Ross: Is new use for voice analysis discrimination in disguise?
Does your voice contain clues to your character? Not your words, but your actual vocal vibrations?
There was an article on The Verge headlined, “Why companies want to mine the secrets in your voice.” It hinted that by analyzing, for example, the voices of people who apply for bank loans, and then by keeping track of who pays on time and who doesn’t, artificial intelligence could predict which borrowers are more trustworthy, based simply on their voices.
So, I asked Dr. Emily Bender about this. She works with this kind of technology at the University of Washington, and she has her doubts. She suspects this is not simply not an objective decoding of vocal vibrations.
“So I don’t think there’s anything directly in someone’s voice that can do that,” said Dr. Bender. “I think what’s going on is it’s picking up on things like someone’s age [which] is going to be apparent from the vocal quality, and someone’s social background.”

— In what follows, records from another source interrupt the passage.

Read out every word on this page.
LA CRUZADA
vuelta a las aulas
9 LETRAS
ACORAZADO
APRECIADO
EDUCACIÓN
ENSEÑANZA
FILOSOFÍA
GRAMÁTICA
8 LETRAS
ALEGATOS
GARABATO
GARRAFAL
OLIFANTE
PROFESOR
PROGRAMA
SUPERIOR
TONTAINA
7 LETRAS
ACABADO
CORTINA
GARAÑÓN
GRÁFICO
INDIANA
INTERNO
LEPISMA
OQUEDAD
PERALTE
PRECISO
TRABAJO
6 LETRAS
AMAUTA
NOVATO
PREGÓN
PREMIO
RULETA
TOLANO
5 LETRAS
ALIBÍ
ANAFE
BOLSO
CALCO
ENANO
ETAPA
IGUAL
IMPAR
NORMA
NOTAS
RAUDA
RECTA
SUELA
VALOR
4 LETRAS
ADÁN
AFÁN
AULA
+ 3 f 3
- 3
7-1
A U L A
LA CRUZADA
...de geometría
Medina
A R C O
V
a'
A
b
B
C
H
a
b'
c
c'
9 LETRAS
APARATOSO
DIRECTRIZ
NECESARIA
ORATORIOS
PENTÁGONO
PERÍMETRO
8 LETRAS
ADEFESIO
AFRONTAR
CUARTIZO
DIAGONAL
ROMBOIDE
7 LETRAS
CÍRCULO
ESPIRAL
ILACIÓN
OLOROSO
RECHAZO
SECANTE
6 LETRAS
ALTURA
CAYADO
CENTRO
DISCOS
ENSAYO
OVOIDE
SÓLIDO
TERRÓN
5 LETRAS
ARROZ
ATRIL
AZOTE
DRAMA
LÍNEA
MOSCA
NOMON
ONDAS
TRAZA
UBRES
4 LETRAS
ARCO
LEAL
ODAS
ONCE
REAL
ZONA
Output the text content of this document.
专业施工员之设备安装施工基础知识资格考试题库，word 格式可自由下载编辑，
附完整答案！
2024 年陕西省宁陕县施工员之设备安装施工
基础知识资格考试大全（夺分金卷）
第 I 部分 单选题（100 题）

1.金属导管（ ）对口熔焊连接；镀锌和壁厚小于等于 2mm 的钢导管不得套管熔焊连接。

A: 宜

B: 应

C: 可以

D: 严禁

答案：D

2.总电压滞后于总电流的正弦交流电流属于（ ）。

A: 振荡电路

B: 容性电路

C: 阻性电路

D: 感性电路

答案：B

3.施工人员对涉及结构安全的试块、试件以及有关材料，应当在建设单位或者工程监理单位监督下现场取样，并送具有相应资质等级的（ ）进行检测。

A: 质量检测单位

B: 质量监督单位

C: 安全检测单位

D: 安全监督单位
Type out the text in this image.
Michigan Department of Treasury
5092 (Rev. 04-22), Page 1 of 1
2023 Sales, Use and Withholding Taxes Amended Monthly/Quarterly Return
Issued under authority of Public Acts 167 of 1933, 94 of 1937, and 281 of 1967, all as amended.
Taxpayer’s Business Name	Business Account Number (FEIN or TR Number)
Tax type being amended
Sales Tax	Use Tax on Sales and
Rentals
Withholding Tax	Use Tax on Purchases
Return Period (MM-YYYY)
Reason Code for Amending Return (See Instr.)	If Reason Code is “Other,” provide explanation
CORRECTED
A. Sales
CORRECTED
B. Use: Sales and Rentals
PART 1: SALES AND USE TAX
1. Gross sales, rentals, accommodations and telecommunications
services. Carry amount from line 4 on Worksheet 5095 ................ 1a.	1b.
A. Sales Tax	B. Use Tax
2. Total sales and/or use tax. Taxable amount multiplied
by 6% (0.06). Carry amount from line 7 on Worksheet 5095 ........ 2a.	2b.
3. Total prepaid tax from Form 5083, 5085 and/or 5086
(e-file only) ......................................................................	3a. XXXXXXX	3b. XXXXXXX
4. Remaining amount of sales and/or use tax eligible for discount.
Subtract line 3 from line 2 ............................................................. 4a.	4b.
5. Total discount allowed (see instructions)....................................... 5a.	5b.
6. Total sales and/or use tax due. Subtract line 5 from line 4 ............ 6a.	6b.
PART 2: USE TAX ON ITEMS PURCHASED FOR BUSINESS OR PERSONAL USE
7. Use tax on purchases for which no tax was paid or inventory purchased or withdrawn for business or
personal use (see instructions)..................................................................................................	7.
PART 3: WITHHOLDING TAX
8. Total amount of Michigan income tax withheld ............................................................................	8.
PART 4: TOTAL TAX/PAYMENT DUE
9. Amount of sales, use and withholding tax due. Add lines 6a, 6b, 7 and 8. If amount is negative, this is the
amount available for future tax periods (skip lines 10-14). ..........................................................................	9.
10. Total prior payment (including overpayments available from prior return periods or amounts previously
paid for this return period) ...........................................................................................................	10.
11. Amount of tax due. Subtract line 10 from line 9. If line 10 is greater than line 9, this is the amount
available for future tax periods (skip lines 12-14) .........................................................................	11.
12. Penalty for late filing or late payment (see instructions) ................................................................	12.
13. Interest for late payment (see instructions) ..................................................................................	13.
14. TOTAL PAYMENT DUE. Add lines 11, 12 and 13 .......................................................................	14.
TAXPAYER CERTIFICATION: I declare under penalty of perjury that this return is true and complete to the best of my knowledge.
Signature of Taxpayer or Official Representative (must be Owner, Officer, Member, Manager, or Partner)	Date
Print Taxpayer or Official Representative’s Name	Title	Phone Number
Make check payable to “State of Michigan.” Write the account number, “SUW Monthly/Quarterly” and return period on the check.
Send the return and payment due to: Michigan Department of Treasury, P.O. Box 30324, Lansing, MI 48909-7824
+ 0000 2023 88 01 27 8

She’s seen this in her own work as well.
“We know from socio-linguistics that people who belong to different groups are going to speak differently, and so it could well be picking up on that, and then reproducing patterns that we really don’t want reproduced.”
So, my question is whether this really just amplifies prejudice.
“Exactly,” answered Bender.
Now, I’m not a computer, but I definitely picked up something in Dr. Bender’s voice — she thinks this kind of application is simply discrimination disguised as science.
This has been tried before, and it never goes well.